原位SiC-BN(C)-Ti(C,N)纳米晶复相陶瓷的制备方法,按以下步骤实现:
一、按照摩尔比1:(1~4):2称取h-BN粉、无定形石墨和立方硅粉;再按照SiBCN-xwt%Ti,x=0.1~30对Ti粉进行称取;
二、将上述称取的h-BN粉、无定形石墨、立方硅粉和Ti粉在高能球磨机中球磨20~30h,获得的SiBCN-xwt%Ti复合粉体;
三、将上述SiBCN-xwt%Ti复合粉体置于热压烧结炉,在氮气保护气下进行反应烧结,烧结温度为1800~2000℃,烧结压力为40~80MPa,保温时间为30~60min,然后以20K/min的速率降温至1200℃,再随炉冷却,即完成原位SiC-BN(C)-Ti(C,N)纳米晶复相陶瓷的制备。
原位SiC-BN(C)-Ti(C,N)纳米晶复相陶瓷的制备方法,还可以按以下步骤实现:
一、按照摩尔比3:2称取Ti粉和氮化硼粉,然后在高能球磨机中球磨30h,得到NB21混合粉;
二、按照摩尔比2:3:1称取立方硅粉、h-BN粉和无定形石墨;再按照SiBCN-xwt%NB21混合粉,x=0.1~30对NB21混合粉进行称取;
三、将上述称取的立方硅粉、h-BN粉、无定形石墨和NB21混合粉在高能球磨机中球磨20~24h,获得的SiBCN-xwt%NB21复合粉体;
四、将上述SiBCN-xwt%NB21复合粉体置于热压烧结炉,在氮气保护气下进行反应烧结,烧结温度为1700~2000℃,烧结压力为60~80MPa,保温时间为30~120min,然后以20K/min的速率降温至1200℃,再随炉冷却,获得SiC-BN(C)-Ti(C,N)纳米晶复相陶瓷,即完成原位SiC-BN(C)-Ti(C,N)纳米晶复相陶瓷的制备。

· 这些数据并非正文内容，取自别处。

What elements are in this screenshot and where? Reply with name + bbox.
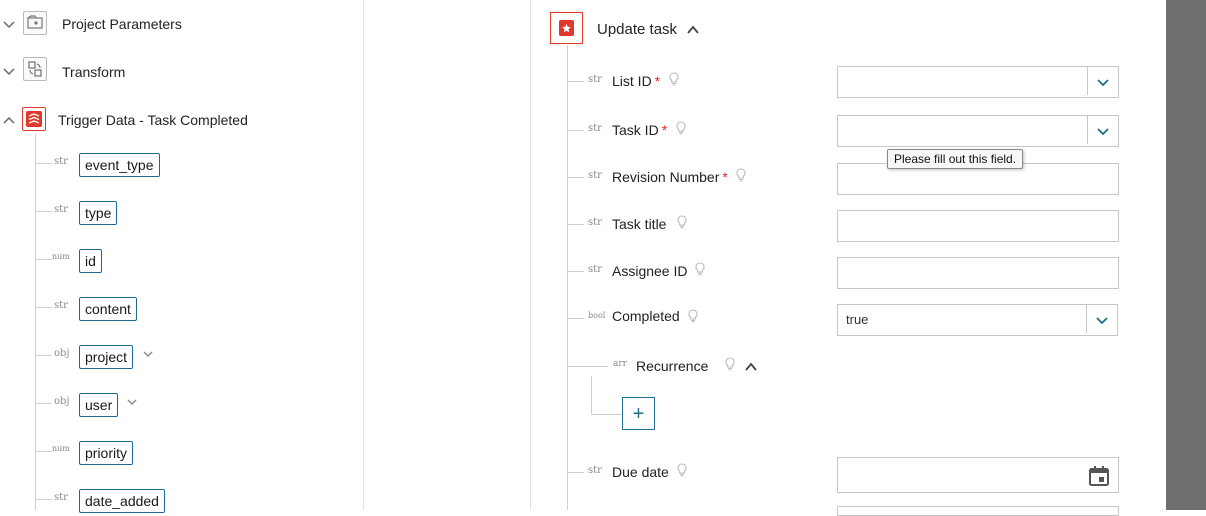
add-recurrence-button[interactable]: + bbox=[622, 397, 655, 430]
chevron-up-icon[interactable] bbox=[744, 360, 758, 374]
field-chip-project[interactable]: project bbox=[79, 345, 134, 369]
field-type-tag: str bbox=[54, 156, 68, 167]
lightbulb-icon[interactable] bbox=[677, 463, 687, 477]
panel-divider bbox=[363, 0, 364, 510]
lightbulb-icon[interactable] bbox=[695, 262, 705, 276]
chevron-down-icon bbox=[1096, 317, 1108, 325]
chevron-down-icon bbox=[1097, 79, 1109, 87]
chevron-down-icon[interactable] bbox=[2, 65, 16, 79]
dropdown-toggle[interactable] bbox=[1087, 116, 1118, 144]
chevron-down-icon bbox=[1097, 128, 1109, 136]
task-id-select[interactable] bbox=[837, 115, 1119, 147]
panel-divider bbox=[530, 0, 531, 510]
field-type-tag: str bbox=[588, 170, 602, 181]
completed-value: true bbox=[846, 312, 869, 327]
todoist-action-icon bbox=[550, 12, 583, 44]
tree-node-project-parameters[interactable]: Project Parameters bbox=[62, 16, 182, 32]
field-type-tag: str bbox=[588, 74, 602, 85]
field-type-tag: str bbox=[54, 204, 68, 215]
todoist-icon bbox=[22, 107, 46, 131]
due-date-input[interactable] bbox=[837, 457, 1119, 493]
tree-node-trigger-data[interactable]: Trigger Data - Task Completed bbox=[58, 112, 248, 128]
dropdown-toggle[interactable] bbox=[1087, 67, 1118, 95]
action-title[interactable]: Update task bbox=[597, 21, 677, 38]
field-type-tag: str bbox=[588, 217, 602, 228]
field-type-tag: bool bbox=[588, 311, 606, 320]
next-field-input[interactable] bbox=[837, 506, 1119, 516]
lightbulb-icon[interactable] bbox=[725, 357, 735, 371]
completed-select[interactable]: true bbox=[837, 304, 1118, 336]
validation-tooltip: Please fill out this field. bbox=[887, 149, 1024, 169]
field-chip-priority[interactable]: priority bbox=[79, 441, 134, 465]
assignee-id-input[interactable] bbox=[837, 257, 1119, 289]
dropdown-toggle[interactable] bbox=[1086, 305, 1117, 333]
lightbulb-icon[interactable] bbox=[669, 72, 679, 86]
field-type-tag: str bbox=[588, 465, 602, 476]
field-type-tag: str bbox=[588, 123, 602, 134]
lightbulb-icon[interactable] bbox=[736, 168, 746, 182]
field-chip-type[interactable]: type bbox=[79, 201, 118, 225]
list-id-label: List ID * bbox=[612, 73, 661, 89]
assignee-id-label: Assignee ID bbox=[612, 263, 688, 279]
field-chip-user[interactable]: user bbox=[79, 393, 119, 417]
field-type-tag: num bbox=[52, 444, 70, 453]
task-title-input[interactable] bbox=[837, 210, 1119, 242]
tree-node-transform[interactable]: Transform bbox=[62, 64, 125, 80]
field-type-tag: obj bbox=[54, 348, 70, 359]
list-id-select[interactable] bbox=[837, 66, 1119, 98]
field-chip-event-type[interactable]: event_type bbox=[79, 153, 160, 177]
field-type-tag: str bbox=[54, 492, 68, 503]
lightbulb-icon[interactable] bbox=[676, 121, 686, 135]
field-type-tag: arr bbox=[613, 359, 627, 369]
field-type-tag: obj bbox=[54, 396, 70, 407]
lightbulb-icon[interactable] bbox=[688, 309, 698, 323]
lightbulb-icon[interactable] bbox=[677, 215, 687, 229]
window-edge bbox=[1166, 0, 1206, 510]
chevron-up-icon[interactable] bbox=[2, 113, 16, 127]
field-chip-id[interactable]: id bbox=[79, 249, 102, 273]
revision-number-label: Revision Number * bbox=[612, 169, 728, 185]
chevron-down-icon[interactable] bbox=[126, 396, 138, 408]
field-type-tag: str bbox=[588, 264, 602, 275]
recurrence-label: Recurrence bbox=[636, 358, 709, 374]
transform-icon bbox=[23, 57, 47, 81]
chevron-down-icon[interactable] bbox=[142, 348, 154, 360]
due-date-label: Due date bbox=[612, 464, 669, 480]
completed-label: Completed bbox=[612, 308, 680, 324]
field-chip-content[interactable]: content bbox=[79, 297, 137, 321]
calendar-icon[interactable] bbox=[1088, 465, 1110, 487]
field-type-tag: str bbox=[54, 300, 68, 311]
chevron-up-icon[interactable] bbox=[686, 23, 700, 37]
field-type-tag: num bbox=[52, 252, 70, 261]
task-id-label: Task ID * bbox=[612, 122, 668, 138]
task-title-label: Task title bbox=[612, 216, 667, 232]
field-chip-date-added[interactable]: date_added bbox=[79, 489, 165, 513]
chevron-down-icon[interactable] bbox=[2, 18, 16, 32]
project-parameters-icon bbox=[23, 11, 47, 35]
plus-icon: + bbox=[632, 403, 645, 425]
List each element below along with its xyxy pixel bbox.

原位SiC-BN(C)-Ti(C,N)纳米晶复相陶瓷的制备方法,还可以按以下步骤实现:
一、按照摩尔比2:1称取硬质的TiN和TiB2,然后在高能球磨机中球磨30h,得到混合粉;
二、按照摩尔比2:1:3称取立方硅粉、h-BN粉、无定形石墨,获得A物质,再按质量比加入步骤一中所得混合粉,然后在高能球磨机中球磨20h,得到非晶/纳米晶复合粉体;所述混合粉与A物质的质量比为(70~95):(5~30);
三、将上述非晶/纳米晶复合粉体置于热压烧结炉,在氮气保护气下进行反应烧结,烧结温度为1900℃,烧结压力为60~80MPa,保温时间为30~60min,然后以20K/min的速率降温至1200℃,再随炉冷却,即完成原位SiC-BN(C)-Ti(C,N)纳米晶复相陶瓷的制备。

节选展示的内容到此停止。